Rachelle is a ceramic social sculptor living & working on her 8 acre bush block in the Macedon Ranges. Her work explores human fragility, imperfection & finding beauty in the broken through knowledge & acceptance.
Rachelle Austen (b.1976) makes intimate autobiographical sculptures with the intent to share with others her life-changing journey of new perspectives and how the empowerment of knowledge can elevate as the latin based nomenclature of her works suggest.
Rachelle’s work explores breaking beyond preconceived limitations and boundaries through her form-making under tension and compression, combined with the unpredictable outcomes of the solid forms through a slow vitrification firing. Her intention of inducing cracks and fissures into the delicately thin and robust solid forms pushes the material before and beyond breaking is the turning point of what the viewer may consider broken. This crossroad is a metaphor for the resilience and fragility of life and, most importantly, the beauty that may be found in imperfections.

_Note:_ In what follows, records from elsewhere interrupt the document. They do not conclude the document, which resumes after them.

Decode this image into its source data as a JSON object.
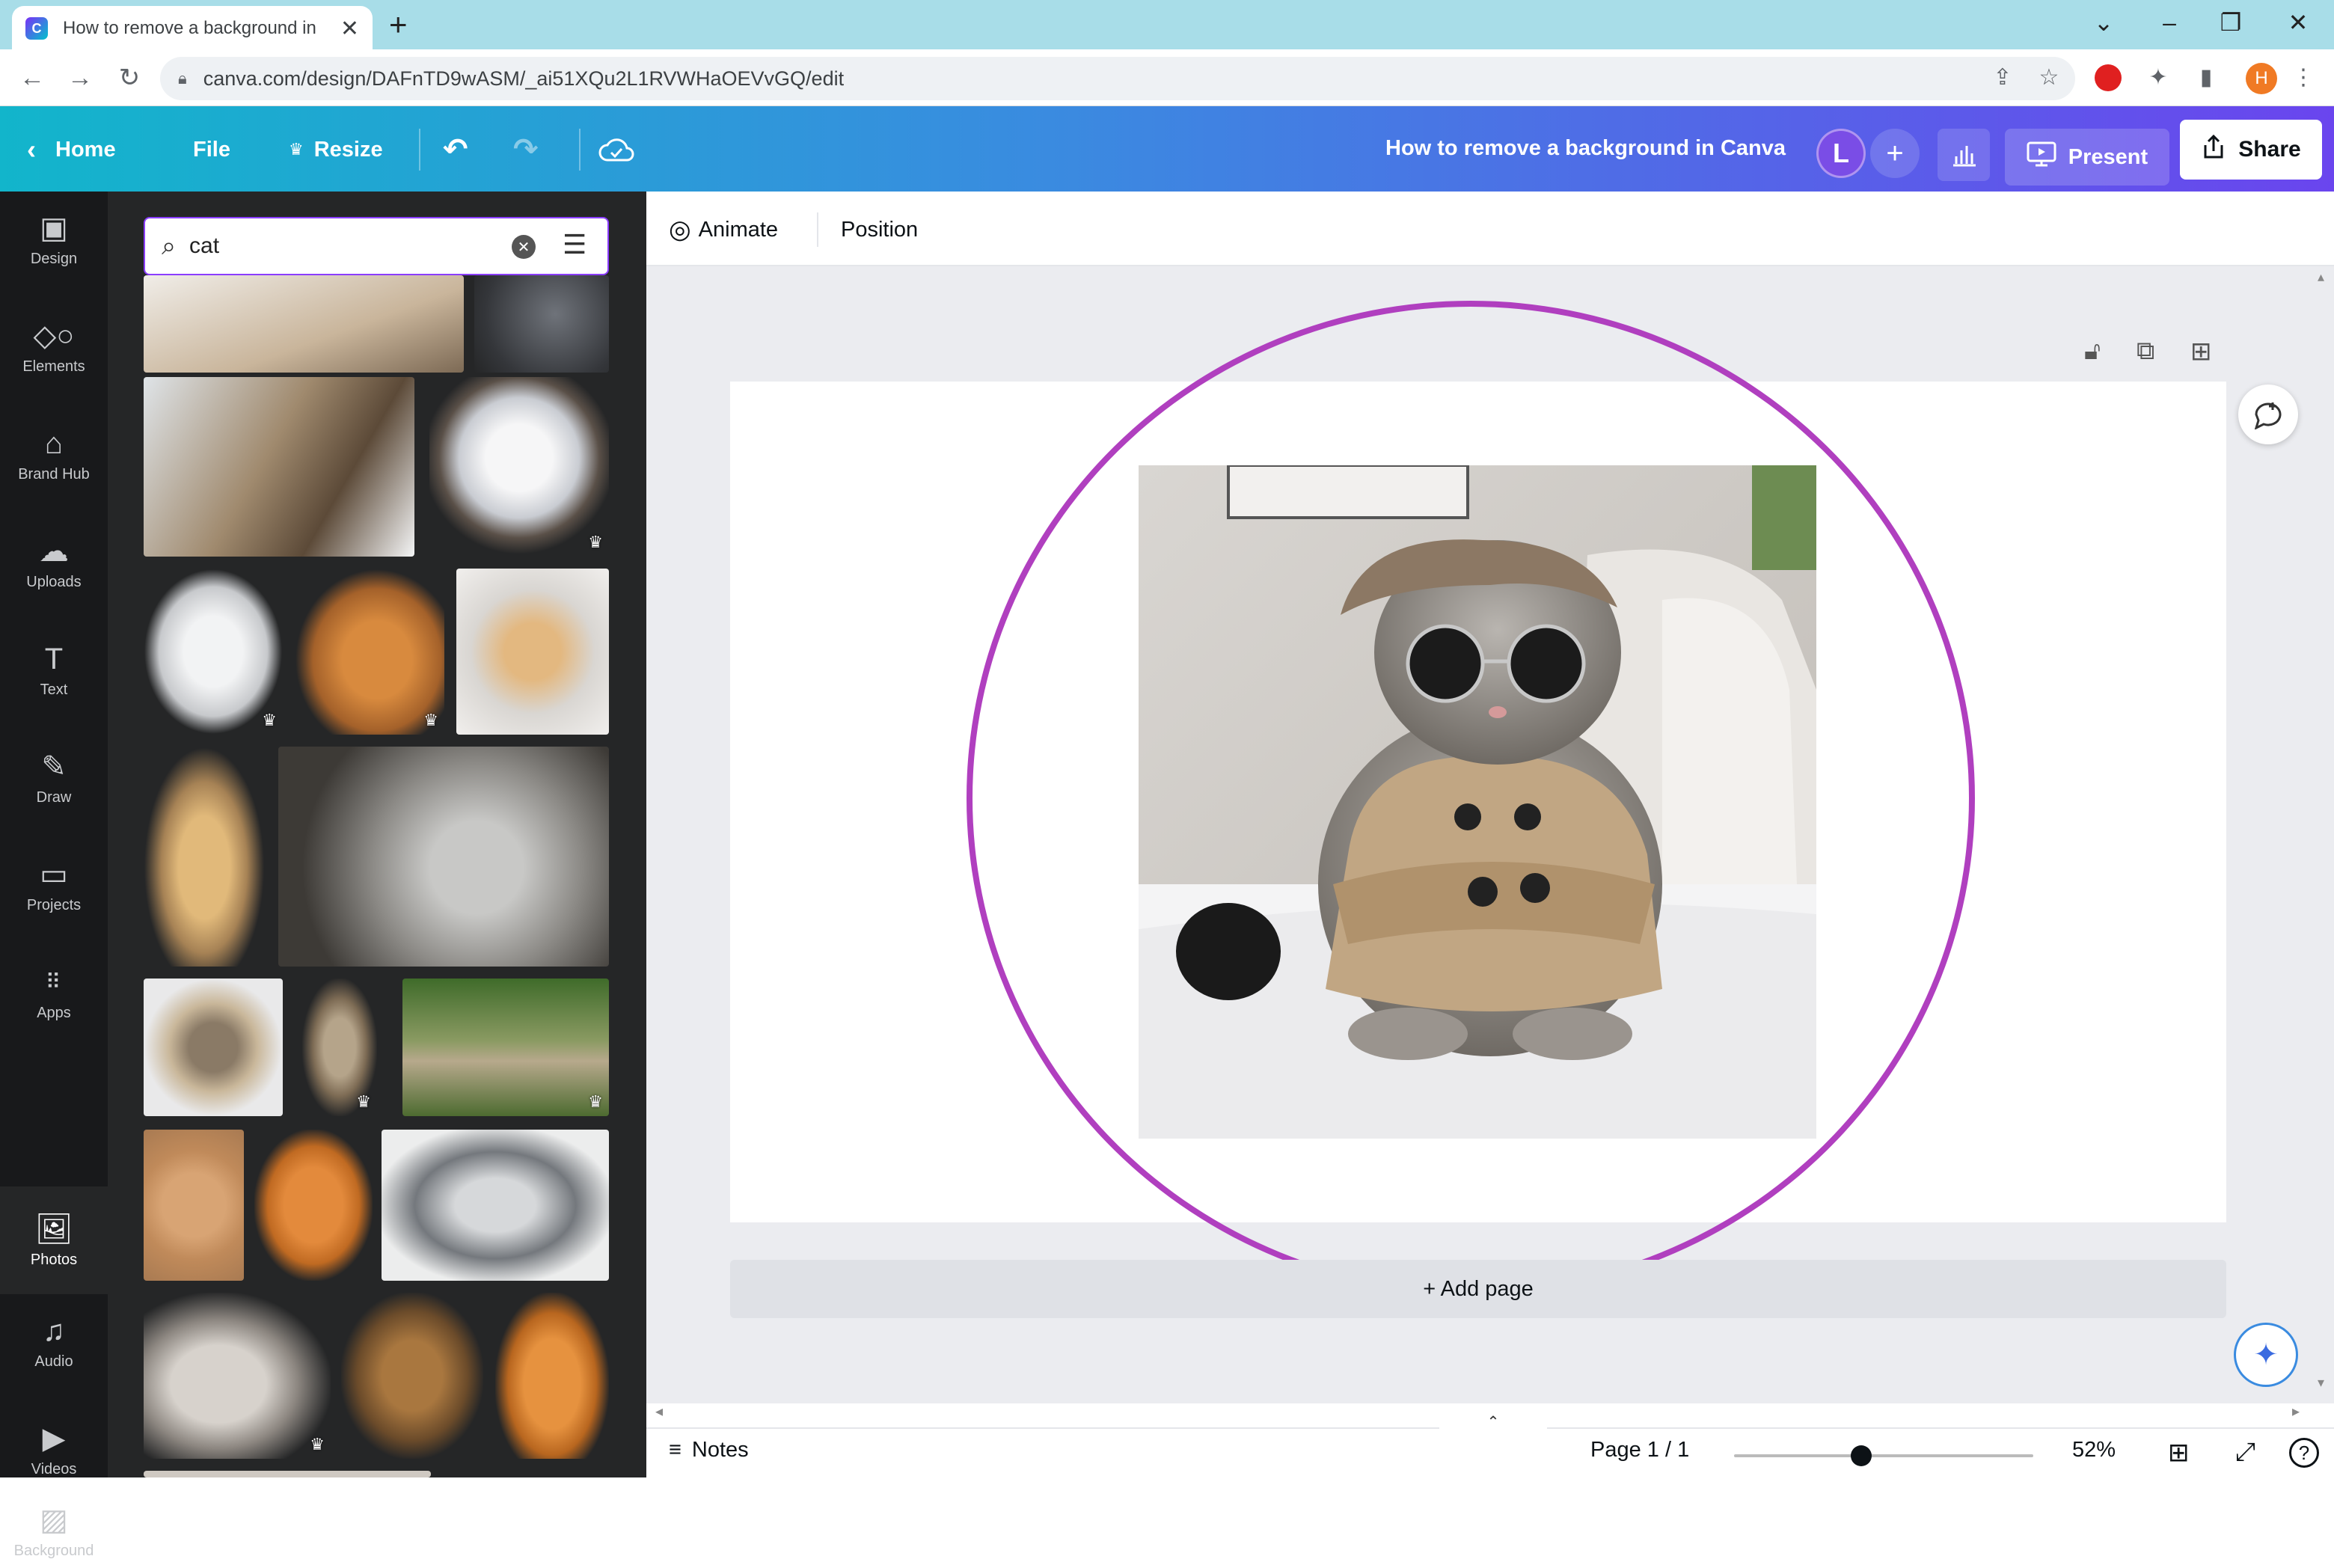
{
  "browser": {
    "tab_title": "How to remove a background in Canva - Canva",
    "tab_title_visible": "How to remove a background in",
    "url": "canva.com/design/DAFnTD9wASM/_ai51XQu2L1RVWHaOEVvGQ/edit",
    "profile_initial": "H"
  },
  "header": {
    "home": "Home",
    "file": "File",
    "resize": "Resize",
    "doc_title": "How to remove a background in Canva",
    "user_initial": "L",
    "present": "Present",
    "share": "Share"
  },
  "rail": [
    {
      "label": "Design",
      "icon": "design-icon"
    },
    {
      "label": "Elements",
      "icon": "elements-icon"
    },
    {
      "label": "Brand Hub",
      "icon": "brand-hub-icon"
    },
    {
      "label": "Uploads",
      "icon": "upload-icon"
    },
    {
      "label": "Text",
      "icon": "text-icon"
    },
    {
      "label": "Draw",
      "icon": "draw-icon"
    },
    {
      "label": "Projects",
      "icon": "folder-icon"
    },
    {
      "label": "Apps",
      "icon": "apps-icon"
    },
    {
      "label": "Photos",
      "icon": "photos-icon"
    },
    {
      "label": "Audio",
      "icon": "audio-icon"
    },
    {
      "label": "Videos",
      "icon": "video-icon"
    },
    {
      "label": "Background",
      "icon": "background-icon"
    }
  ],
  "search": {
    "value": "cat"
  },
  "toolbar": {
    "animate": "Animate",
    "position": "Position"
  },
  "canvas": {
    "add_page": "+ Add page",
    "ring_color": "#b03fbf"
  },
  "bottom": {
    "notes": "Notes",
    "page": "Page 1 / 1",
    "zoom": "52%",
    "zoom_level": 0.52
  },
  "colors": {
    "brand_gradient_start": "#12b5cb",
    "brand_gradient_end": "#6a45ee",
    "panel_bg": "#252627",
    "rail_bg": "#18191b"
  }
}
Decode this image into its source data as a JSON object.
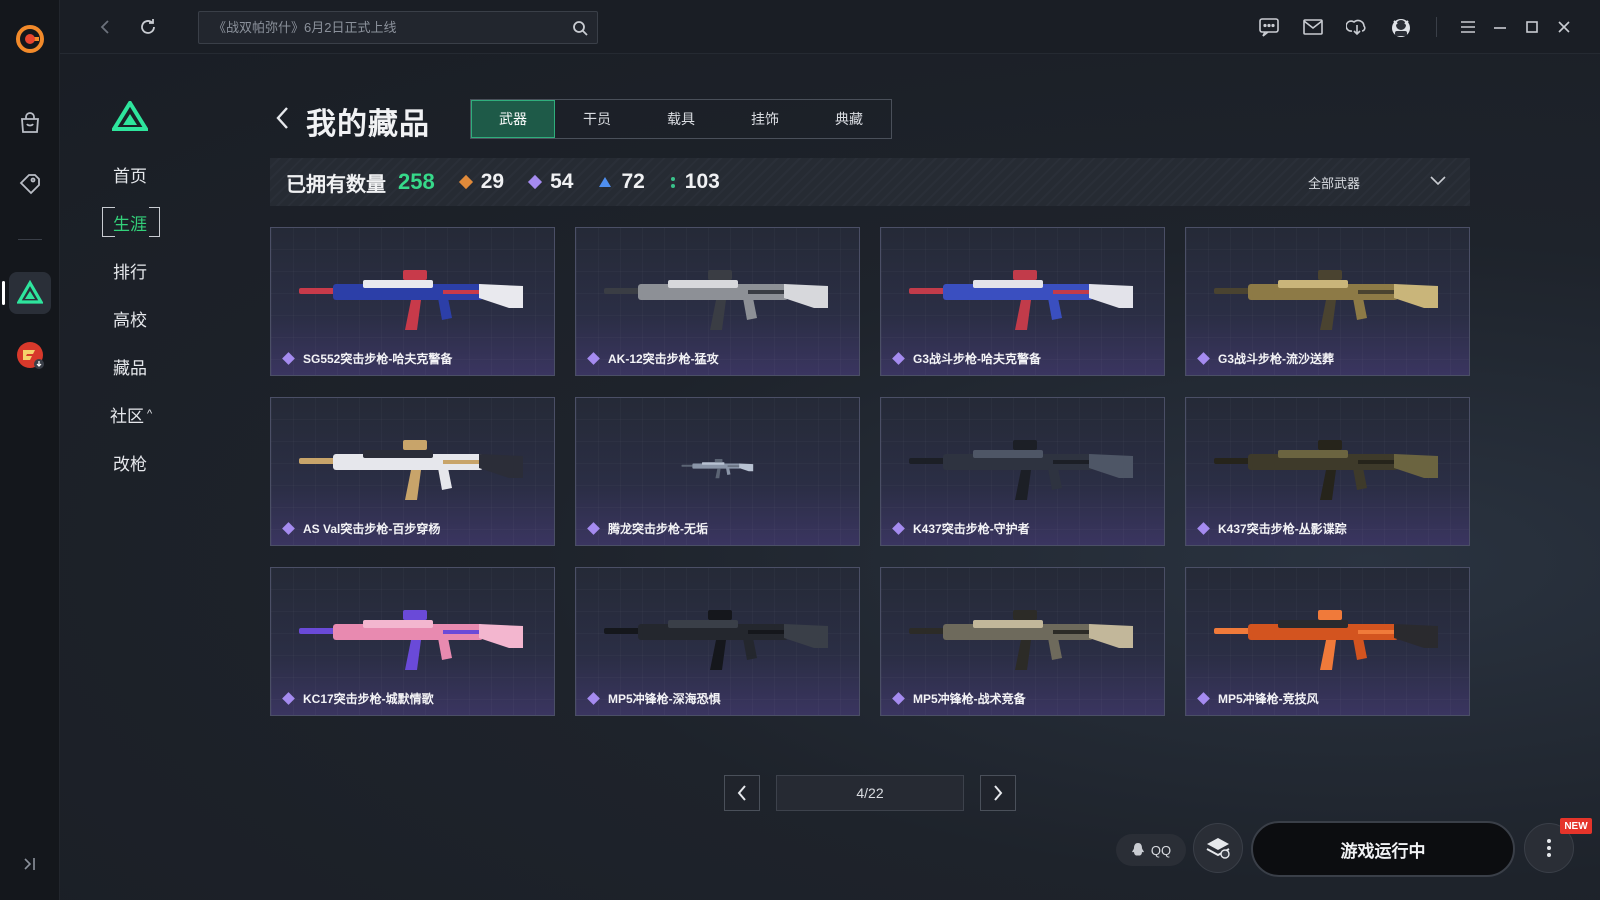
{
  "topbar": {
    "search_placeholder": "《战双帕弥什》6月2日正式上线"
  },
  "nav": {
    "items": [
      {
        "label": "首页",
        "active": false
      },
      {
        "label": "生涯",
        "active": true
      },
      {
        "label": "排行",
        "active": false
      },
      {
        "label": "高校",
        "active": false
      },
      {
        "label": "藏品",
        "active": false
      },
      {
        "label": "社区",
        "active": false,
        "chevron": "^"
      },
      {
        "label": "改枪",
        "active": false
      }
    ]
  },
  "header": {
    "title": "我的藏品",
    "tabs": [
      "武器",
      "干员",
      "载具",
      "挂饰",
      "典藏"
    ],
    "active_tab": "武器"
  },
  "stats": {
    "owned_label": "已拥有数量",
    "owned_count": "258",
    "rarities": [
      {
        "count": "29",
        "color": "#e08a3a"
      },
      {
        "count": "54",
        "color": "#a58bf0"
      },
      {
        "count": "72",
        "color": "#4f8ff0"
      },
      {
        "count": "103",
        "color": "#39c28a"
      }
    ],
    "filter_label": "全部武器"
  },
  "items": [
    {
      "name": "SG552突击步枪-哈夫克警备",
      "palette": [
        "#2c3fa8",
        "#e9e9ee",
        "#c83a4a"
      ]
    },
    {
      "name": "AK-12突击步枪-猛攻",
      "palette": [
        "#8d9096",
        "#d7d8dc",
        "#3a3d44"
      ]
    },
    {
      "name": "G3战斗步枪-哈夫克警备",
      "palette": [
        "#3a4fc0",
        "#e3e3ea",
        "#c23b4a"
      ]
    },
    {
      "name": "G3战斗步枪-流沙送葬",
      "palette": [
        "#8d7a46",
        "#c9b57a",
        "#4a4330"
      ]
    },
    {
      "name": "AS Val突击步枪-百步穿杨",
      "palette": [
        "#e6e7ec",
        "#2b2d38",
        "#c8a46a"
      ]
    },
    {
      "name": "腾龙突击步枪-无垢",
      "palette": [
        "#8a95a8",
        "#b8c2d2",
        "#5b6474"
      ]
    },
    {
      "name": "K437突击步枪-守护者",
      "palette": [
        "#2e3340",
        "#4e5666",
        "#1c1f26"
      ]
    },
    {
      "name": "K437突击步枪-丛影谍踪",
      "palette": [
        "#3e3a2a",
        "#6b6440",
        "#26241b"
      ]
    },
    {
      "name": "KC17突击步枪-城默情歌",
      "palette": [
        "#e88ab0",
        "#f3b6cf",
        "#6a4ad8"
      ]
    },
    {
      "name": "MP5冲锋枪-深海恐惧",
      "palette": [
        "#24272e",
        "#3a3f48",
        "#15171c"
      ]
    },
    {
      "name": "MP5冲锋枪-战术竞备",
      "palette": [
        "#6e6a5c",
        "#c2b79a",
        "#2c2b27"
      ]
    },
    {
      "name": "MP5冲锋枪-竞技风",
      "palette": [
        "#d3541f",
        "#2a2a2e",
        "#f07a3a"
      ]
    }
  ],
  "pagination": {
    "page": "4/22"
  },
  "bottom": {
    "qq_label": "QQ",
    "launch_label": "游戏运行中",
    "new_badge": "NEW"
  },
  "colors": {
    "accent_green": "#33d17a",
    "rarity_purple": "#a58bf0"
  }
}
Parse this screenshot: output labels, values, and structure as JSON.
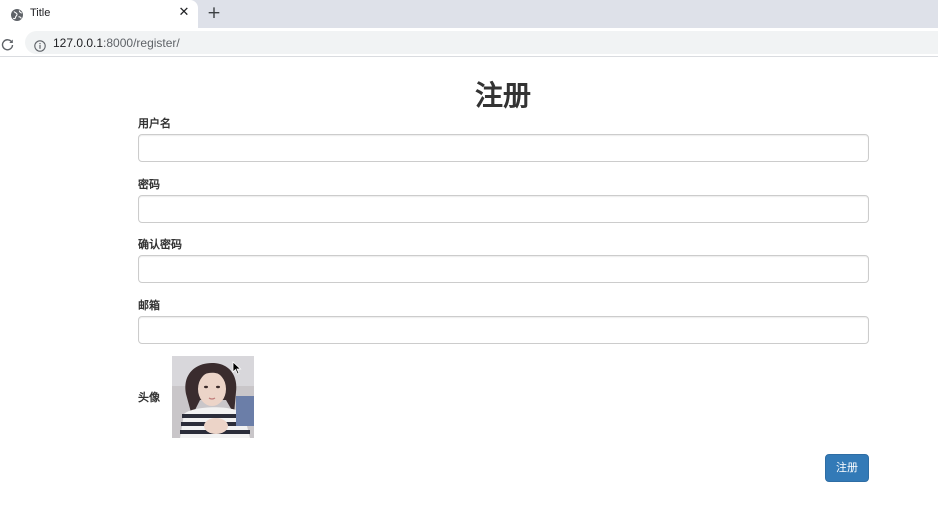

Using repetition of weight and forms assists her in accentuating the opposing elements of light vs dark, solid vs fine, opaque vs transparent, difference vs similarities and cause vs effect, all to allow the viewer to take note of their own fragility and impermanence. The opposing elements offer tender visual representations of moments in time, often imbued with an ethereal glow, allowing the viewer to share in powerful experiences through a genuine authenticity of self-expression. Rachelle invites all to sit in the moment and reflect in the vulnerability of our fragility.